Me encuentro en la terraza de un café en el relajado barrio de Samsen, en Bangkok, separado de la turística calle de Khao San Road por un canal al que se asoman cenefas de farolillos y altares de ofrendas. Junto a mi mesa, hay dos adolescentes que no paran de preguntar a sus padres si a ellos les funciona el wifi en este local, uno de esos restaurantes donde preparan pad thai en formato omelette o un rico curry massaman.
Mientras escribo en la libreta, miro de reojo al fondo: una libélula lame el mango de un canasto de frutas que cuelga de una moto, se escucha el lejano sonido de un taladro, un grupo de mujeres gritan “Massage” a un inglés delgaducho al que asustan como a una gacela indefensa, y una señora vende su último racimo de bananos a la vecina en la tienda de la esquina. Como telón de fondo, en mitad del bullicio, un monje budista con la túnica color azafrán lee bajo un enorme ficus.
Los humanos deberían estar satisfechos con la quietud: necesitan acción; y si no la encuentran, la fabrican”
Hoy debería haber visitado muchos lugares, pero prefiero quedarme aquí, emulando a autores como Washington Irving durante su estancia en la Alhambra, o la escritora sueca Ellen Rydelius, quien viajaba por Roma desde el interior de trattorias cuyas historias describía como un fresco narrativo. A esos autores que podían viajar por un destino sin moverse de la silla a través de tantos lugares que nos regalan el mundo sin buscarlo, como aquel mercado de la India o los pueblos que se confunden con estrellas tumbadas al caer la noche en San Cristóbal de las Casas (México) desde la cineteca Kinoki.

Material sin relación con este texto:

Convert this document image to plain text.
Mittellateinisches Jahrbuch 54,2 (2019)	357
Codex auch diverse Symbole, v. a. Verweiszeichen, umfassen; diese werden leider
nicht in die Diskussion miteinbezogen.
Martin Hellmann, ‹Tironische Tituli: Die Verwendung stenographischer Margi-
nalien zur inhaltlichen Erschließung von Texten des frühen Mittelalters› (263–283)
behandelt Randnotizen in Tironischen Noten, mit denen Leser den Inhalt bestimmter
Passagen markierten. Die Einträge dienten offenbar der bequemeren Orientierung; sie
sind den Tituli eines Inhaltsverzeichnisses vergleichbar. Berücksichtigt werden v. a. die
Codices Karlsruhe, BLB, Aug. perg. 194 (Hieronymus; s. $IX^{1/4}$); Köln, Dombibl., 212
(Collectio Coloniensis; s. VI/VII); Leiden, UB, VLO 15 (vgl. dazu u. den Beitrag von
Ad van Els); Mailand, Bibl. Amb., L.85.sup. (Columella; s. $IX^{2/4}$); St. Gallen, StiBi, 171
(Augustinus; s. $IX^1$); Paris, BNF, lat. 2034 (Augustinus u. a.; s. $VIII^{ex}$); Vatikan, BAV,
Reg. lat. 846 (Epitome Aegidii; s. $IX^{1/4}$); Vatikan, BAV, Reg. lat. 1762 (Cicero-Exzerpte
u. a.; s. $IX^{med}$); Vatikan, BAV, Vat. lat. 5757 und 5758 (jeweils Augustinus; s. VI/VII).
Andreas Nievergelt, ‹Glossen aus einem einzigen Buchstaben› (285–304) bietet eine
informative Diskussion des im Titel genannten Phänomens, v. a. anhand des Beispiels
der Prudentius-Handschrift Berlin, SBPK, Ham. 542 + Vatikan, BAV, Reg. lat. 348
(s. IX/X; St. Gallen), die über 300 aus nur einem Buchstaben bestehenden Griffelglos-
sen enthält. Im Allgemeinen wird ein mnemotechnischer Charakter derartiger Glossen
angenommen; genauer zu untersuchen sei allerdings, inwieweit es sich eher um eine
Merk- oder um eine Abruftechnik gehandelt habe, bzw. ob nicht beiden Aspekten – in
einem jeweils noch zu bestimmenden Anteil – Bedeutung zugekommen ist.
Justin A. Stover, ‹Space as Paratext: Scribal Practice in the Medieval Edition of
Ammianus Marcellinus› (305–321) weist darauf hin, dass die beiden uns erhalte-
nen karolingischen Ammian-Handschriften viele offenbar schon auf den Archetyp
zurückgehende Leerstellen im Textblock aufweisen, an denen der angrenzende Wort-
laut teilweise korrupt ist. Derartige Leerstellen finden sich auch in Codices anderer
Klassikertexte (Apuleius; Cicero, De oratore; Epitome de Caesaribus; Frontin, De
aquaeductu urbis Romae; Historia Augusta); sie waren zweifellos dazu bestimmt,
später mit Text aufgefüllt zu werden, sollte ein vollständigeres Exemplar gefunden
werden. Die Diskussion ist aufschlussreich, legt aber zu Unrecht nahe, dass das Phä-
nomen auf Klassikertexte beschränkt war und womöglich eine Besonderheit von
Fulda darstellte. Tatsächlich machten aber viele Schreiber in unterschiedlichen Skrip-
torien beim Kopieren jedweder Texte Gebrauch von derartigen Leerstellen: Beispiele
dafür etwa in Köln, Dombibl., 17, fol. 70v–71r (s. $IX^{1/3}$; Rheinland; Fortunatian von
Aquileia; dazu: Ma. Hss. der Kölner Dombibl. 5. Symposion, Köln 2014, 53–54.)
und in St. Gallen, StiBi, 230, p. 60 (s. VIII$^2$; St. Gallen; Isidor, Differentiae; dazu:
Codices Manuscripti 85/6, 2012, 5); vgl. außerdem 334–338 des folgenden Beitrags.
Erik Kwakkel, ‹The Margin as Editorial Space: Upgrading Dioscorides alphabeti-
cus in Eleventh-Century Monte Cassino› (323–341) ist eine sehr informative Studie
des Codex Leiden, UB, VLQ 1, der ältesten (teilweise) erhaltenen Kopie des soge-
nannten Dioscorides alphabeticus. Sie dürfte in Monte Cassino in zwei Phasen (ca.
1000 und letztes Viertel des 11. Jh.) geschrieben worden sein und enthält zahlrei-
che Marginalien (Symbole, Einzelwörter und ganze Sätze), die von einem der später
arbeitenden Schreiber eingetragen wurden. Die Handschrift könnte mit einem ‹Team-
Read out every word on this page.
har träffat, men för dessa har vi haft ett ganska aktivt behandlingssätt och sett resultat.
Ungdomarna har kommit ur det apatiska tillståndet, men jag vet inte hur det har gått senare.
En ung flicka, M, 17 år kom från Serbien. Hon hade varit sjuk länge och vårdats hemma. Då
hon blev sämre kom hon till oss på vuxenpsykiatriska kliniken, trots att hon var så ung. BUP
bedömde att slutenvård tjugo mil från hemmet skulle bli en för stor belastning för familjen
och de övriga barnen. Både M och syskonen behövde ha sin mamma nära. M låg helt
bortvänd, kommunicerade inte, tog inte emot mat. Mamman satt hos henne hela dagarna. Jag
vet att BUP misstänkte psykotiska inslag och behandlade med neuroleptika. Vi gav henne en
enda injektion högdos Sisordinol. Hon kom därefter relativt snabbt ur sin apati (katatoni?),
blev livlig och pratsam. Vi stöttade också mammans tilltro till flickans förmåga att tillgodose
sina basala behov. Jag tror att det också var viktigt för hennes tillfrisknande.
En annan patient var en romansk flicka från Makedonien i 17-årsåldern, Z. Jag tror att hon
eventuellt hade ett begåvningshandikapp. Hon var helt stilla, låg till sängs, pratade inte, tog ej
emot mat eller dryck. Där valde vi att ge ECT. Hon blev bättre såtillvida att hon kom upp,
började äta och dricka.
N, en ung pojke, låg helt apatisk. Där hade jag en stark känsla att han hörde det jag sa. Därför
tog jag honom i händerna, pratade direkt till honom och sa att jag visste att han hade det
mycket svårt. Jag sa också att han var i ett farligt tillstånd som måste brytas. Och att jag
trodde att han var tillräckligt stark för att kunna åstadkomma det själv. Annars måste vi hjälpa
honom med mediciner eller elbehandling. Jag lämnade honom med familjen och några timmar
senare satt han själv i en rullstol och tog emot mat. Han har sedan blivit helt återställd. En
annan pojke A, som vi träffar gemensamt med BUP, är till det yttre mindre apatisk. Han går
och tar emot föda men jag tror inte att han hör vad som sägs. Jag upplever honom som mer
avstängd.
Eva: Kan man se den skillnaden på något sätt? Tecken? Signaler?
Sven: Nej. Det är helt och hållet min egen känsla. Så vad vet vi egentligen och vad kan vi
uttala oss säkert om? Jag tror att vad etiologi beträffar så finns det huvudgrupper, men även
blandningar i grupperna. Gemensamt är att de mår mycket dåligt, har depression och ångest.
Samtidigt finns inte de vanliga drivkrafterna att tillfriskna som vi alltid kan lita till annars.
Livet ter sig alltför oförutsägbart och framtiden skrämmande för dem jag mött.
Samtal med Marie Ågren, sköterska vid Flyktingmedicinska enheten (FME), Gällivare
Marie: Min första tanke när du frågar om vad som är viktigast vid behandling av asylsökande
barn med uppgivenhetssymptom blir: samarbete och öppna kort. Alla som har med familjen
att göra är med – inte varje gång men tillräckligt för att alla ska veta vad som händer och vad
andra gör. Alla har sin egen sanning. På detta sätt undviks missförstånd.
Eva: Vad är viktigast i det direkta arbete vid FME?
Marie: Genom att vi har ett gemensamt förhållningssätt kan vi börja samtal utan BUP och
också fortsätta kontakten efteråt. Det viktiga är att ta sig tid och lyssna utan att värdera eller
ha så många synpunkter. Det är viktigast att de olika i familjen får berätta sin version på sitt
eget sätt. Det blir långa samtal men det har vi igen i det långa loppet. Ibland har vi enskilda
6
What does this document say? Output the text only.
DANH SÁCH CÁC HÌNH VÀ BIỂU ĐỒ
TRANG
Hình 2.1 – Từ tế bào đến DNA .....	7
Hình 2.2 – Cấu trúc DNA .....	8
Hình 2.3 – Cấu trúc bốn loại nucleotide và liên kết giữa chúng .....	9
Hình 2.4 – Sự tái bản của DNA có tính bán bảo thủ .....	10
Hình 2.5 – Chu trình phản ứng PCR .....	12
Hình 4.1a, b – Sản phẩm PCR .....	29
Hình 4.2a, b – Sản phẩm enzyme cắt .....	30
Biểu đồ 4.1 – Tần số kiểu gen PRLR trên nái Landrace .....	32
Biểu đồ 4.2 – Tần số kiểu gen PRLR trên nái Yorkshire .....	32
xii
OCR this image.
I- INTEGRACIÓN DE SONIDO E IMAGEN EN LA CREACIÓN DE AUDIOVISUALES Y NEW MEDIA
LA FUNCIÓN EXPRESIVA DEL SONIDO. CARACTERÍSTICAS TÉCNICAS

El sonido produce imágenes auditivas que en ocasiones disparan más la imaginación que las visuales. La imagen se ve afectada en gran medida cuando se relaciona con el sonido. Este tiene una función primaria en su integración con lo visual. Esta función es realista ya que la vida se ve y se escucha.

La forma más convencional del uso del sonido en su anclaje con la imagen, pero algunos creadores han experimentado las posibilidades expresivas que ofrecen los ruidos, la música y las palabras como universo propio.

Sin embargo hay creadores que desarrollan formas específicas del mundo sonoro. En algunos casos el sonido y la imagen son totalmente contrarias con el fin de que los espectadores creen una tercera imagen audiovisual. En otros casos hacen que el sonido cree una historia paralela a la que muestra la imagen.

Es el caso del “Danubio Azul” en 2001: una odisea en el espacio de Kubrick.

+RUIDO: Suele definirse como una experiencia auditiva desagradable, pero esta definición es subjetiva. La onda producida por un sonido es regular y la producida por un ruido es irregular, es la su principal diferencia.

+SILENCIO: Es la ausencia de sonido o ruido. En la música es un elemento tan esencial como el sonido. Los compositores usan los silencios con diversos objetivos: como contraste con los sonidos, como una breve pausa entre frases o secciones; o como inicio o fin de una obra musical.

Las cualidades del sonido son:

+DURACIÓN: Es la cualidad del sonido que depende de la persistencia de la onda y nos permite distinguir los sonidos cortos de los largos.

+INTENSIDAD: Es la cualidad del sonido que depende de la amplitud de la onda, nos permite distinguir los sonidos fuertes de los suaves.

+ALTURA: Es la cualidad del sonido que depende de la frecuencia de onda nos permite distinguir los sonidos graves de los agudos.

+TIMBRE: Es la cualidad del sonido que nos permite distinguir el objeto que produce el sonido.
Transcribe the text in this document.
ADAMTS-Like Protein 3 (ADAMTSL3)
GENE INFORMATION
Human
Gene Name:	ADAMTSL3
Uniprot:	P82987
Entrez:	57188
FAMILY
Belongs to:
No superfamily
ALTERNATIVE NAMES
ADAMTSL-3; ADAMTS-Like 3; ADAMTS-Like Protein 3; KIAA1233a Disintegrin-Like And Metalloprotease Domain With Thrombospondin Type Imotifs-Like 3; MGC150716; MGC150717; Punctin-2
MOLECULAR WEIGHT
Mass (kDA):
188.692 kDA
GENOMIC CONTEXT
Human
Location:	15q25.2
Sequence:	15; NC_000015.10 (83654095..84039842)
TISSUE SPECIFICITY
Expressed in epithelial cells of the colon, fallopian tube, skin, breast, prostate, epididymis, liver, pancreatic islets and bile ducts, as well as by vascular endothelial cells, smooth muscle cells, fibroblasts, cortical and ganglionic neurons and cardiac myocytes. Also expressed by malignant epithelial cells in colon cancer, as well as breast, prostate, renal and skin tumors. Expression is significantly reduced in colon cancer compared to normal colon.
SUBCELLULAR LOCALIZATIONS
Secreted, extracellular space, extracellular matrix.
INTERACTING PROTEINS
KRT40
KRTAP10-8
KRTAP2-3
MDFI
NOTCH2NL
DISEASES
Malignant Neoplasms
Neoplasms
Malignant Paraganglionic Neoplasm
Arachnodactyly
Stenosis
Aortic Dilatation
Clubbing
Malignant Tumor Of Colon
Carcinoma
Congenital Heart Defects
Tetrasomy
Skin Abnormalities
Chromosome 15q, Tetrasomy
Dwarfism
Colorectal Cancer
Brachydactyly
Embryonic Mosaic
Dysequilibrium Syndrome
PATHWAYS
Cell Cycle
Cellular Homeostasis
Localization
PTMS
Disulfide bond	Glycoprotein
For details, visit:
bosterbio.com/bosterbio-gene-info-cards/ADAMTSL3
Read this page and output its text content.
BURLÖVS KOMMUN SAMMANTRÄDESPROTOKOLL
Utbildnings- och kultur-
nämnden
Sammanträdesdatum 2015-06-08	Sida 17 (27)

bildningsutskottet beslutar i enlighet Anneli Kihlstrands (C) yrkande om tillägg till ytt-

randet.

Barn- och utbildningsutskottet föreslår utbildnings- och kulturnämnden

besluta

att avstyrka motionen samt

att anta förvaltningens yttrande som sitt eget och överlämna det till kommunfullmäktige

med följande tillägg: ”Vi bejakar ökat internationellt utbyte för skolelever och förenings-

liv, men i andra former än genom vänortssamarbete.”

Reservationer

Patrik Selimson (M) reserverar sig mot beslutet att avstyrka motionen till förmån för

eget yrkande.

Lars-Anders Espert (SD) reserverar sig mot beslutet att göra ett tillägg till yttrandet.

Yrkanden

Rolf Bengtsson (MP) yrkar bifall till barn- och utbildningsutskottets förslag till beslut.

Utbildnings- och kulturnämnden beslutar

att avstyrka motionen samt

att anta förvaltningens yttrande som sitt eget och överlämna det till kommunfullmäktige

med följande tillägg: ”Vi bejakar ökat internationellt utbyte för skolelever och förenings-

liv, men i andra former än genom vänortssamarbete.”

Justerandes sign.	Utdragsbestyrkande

A medida que avanza la mañana en esta terraza de Bangkok, el matrimonio discute sobre cómo continuará la ruta mientras sus hijos siguen dando vueltas por la calle con el móvil en alto en busca de señal.

Una tienda del barrio de Samsen, en Bangkok
Hoy debería ir a visitar un mercado de comida callejera en las afueras de Bangkok y llegar hasta una colina desde la que se contempla uno de los mejores atardeceres. Pero siempre me gana esa necesidad de sentarme en un solo lugar, ya sea una fuente, un café o una playa secreta, y escribir sobre un destino que no siempre es necesario perseguir entre itinerarios eternos y la incesante búsqueda de datos y mapas.
Decía Virginia Woolf en Una habitación propia: “Es vano decir que los humanos deberían estar satisfechos con la quietud: necesitan acción; y si no la encuentran, la fabrican.” Sin embargo, en los tiempos de la inmediatez, descifrar el aroma a incienso que trae la brisa, saborear los curries sin consultar notificaciones o prescindir de todo lo que deberíamos ver (JOMO, o alegría de perderte cosas lo llaman hoy) se han convertido en una quimera que muchos buscan en la vida, la rutina y también los viajes.
Hoy debería ir a muchos sitios, pero sigo escribiendo en esta terraza mientras los dos adolescentes gritan desde lejos ¡Aquí sí hay wifi! Sus padres, histéricos, les mandan callar por primera vez mientras el monje budista sigue leyendo bajo el enorme ficus.
Quizás vivamos en un momento en el que detenerse se ha convertido en un acto de valentía.